O’Donnell also discussed the importance of the managed catastrophe premium business and third-party capital management, or joint-ventures, at RenaissanceRe.  He also explained that the unit managing this business is constantly in touch with investors as it manages capital and risk appetite.

“Our Ventures team is a successful part of our franchise, providing us capital flexibility in many ways. For example, we significantly reduced the size of Upsilon which I discussed previously. Our reduction was conscious and closely choreographed in conjunction with our investors. We like to think that no one does this better in real time than RenRe,” he explained.

At the same time the Ventures unit also adds new investors to the business without having to take on too much additional capital, something that requires careful management of investor expectations. It’s important to achieve this as by expanding the investor-base RenRe will have a larger pool of capital to call on when the market is more conducive to deploying it.

O’Donnell continued; “We continue to balance capital management with the addition of new high-quality investors in our joint venture platforms and we’re able to do so without deploying additional capital. We remain a first call for high-quality insurers seeking capital and strategic advice and we raised attractively priced capital when it was efficient to do so.”

And most importantly the way RenRe approaches capital management is kept consistent, across its own balance sheet or the third-party capitalised ones. Interestingly O’Donnell referenced nine balance sheets, which demonstrates just how complex this job must be.

“For us, capital management should be looked at holistically, both across the public company and in our joint ventures. Our actions were consistent across the board and represent a coordination of nine balance sheets at all times, something we are uniquely set up to do,” he said.

And reiterating the importance of continually growing the investor base, while not necessarily growing the amount of capital under management, O’Donnell stressed; “We got a great group of third-party investors which we actually expanded in 2015 and we expanded that without needing to increase the size of the vehicles which I think is great.”

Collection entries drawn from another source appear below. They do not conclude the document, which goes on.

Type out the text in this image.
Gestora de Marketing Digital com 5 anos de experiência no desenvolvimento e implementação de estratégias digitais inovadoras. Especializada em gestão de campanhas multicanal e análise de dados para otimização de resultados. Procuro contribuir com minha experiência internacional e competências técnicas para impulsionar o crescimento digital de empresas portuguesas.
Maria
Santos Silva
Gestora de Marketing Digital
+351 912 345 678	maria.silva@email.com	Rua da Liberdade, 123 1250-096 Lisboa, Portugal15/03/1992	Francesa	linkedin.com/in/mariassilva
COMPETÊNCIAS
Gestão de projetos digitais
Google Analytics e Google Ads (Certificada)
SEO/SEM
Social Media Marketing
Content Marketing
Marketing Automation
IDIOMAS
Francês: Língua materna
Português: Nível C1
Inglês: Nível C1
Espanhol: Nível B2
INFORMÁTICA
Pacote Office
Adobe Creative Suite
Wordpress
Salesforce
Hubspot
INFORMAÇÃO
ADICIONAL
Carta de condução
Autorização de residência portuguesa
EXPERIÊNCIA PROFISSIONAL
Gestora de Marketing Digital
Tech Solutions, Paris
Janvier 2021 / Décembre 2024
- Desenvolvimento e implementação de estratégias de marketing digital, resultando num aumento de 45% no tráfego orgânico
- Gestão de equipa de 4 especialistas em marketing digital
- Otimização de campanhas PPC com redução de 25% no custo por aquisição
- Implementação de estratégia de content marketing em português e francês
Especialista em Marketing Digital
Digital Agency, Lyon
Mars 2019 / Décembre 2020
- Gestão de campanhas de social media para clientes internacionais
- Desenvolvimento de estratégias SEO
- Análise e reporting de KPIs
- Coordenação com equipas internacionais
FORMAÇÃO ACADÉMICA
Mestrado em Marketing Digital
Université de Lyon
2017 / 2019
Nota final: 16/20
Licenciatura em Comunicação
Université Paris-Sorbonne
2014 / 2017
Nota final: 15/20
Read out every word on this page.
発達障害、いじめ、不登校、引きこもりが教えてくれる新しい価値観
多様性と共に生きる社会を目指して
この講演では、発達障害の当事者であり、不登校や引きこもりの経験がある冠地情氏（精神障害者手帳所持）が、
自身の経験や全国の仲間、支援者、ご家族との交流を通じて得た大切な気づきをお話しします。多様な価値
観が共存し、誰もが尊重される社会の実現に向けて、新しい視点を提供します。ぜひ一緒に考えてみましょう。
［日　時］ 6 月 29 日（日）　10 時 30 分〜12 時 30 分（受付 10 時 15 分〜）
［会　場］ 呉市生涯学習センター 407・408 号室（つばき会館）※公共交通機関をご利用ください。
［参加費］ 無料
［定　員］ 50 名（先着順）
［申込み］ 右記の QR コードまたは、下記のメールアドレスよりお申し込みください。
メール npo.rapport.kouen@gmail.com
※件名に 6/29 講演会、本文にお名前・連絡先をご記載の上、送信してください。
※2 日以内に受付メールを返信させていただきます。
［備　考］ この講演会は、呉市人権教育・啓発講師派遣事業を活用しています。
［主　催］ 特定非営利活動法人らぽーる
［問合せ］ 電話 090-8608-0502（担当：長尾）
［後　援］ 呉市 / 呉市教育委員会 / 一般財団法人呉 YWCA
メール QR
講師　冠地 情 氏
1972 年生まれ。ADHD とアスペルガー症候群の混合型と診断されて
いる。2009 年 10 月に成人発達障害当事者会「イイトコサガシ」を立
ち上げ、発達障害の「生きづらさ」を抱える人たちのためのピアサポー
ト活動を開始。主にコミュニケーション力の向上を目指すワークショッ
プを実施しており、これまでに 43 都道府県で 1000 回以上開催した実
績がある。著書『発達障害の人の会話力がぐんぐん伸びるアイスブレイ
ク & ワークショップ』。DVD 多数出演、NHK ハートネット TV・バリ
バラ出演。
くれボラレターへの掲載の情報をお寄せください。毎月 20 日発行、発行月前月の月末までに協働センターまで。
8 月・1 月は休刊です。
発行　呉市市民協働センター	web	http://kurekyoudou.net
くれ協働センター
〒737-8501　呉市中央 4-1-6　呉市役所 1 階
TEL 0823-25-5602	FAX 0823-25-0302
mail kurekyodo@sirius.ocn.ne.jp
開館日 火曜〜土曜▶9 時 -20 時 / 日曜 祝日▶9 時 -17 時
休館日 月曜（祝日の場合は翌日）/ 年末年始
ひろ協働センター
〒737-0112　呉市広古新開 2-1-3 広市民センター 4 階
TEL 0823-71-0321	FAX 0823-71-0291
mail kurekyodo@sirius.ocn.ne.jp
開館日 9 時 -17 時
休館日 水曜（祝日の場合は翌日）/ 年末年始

It’s important to demonstrate that you’re willing to return capital and apply the same standards to third-party sourced capacity as you are to your own balance-sheet. By building a loyal following of investors now, while the reinsurance market remains challenging and softened, RenaissanceRe will be hoping to be paid back for that loyalty if the market returns and it finds opportunities to upsize its third-party capital and joint-venture vehicles considerably.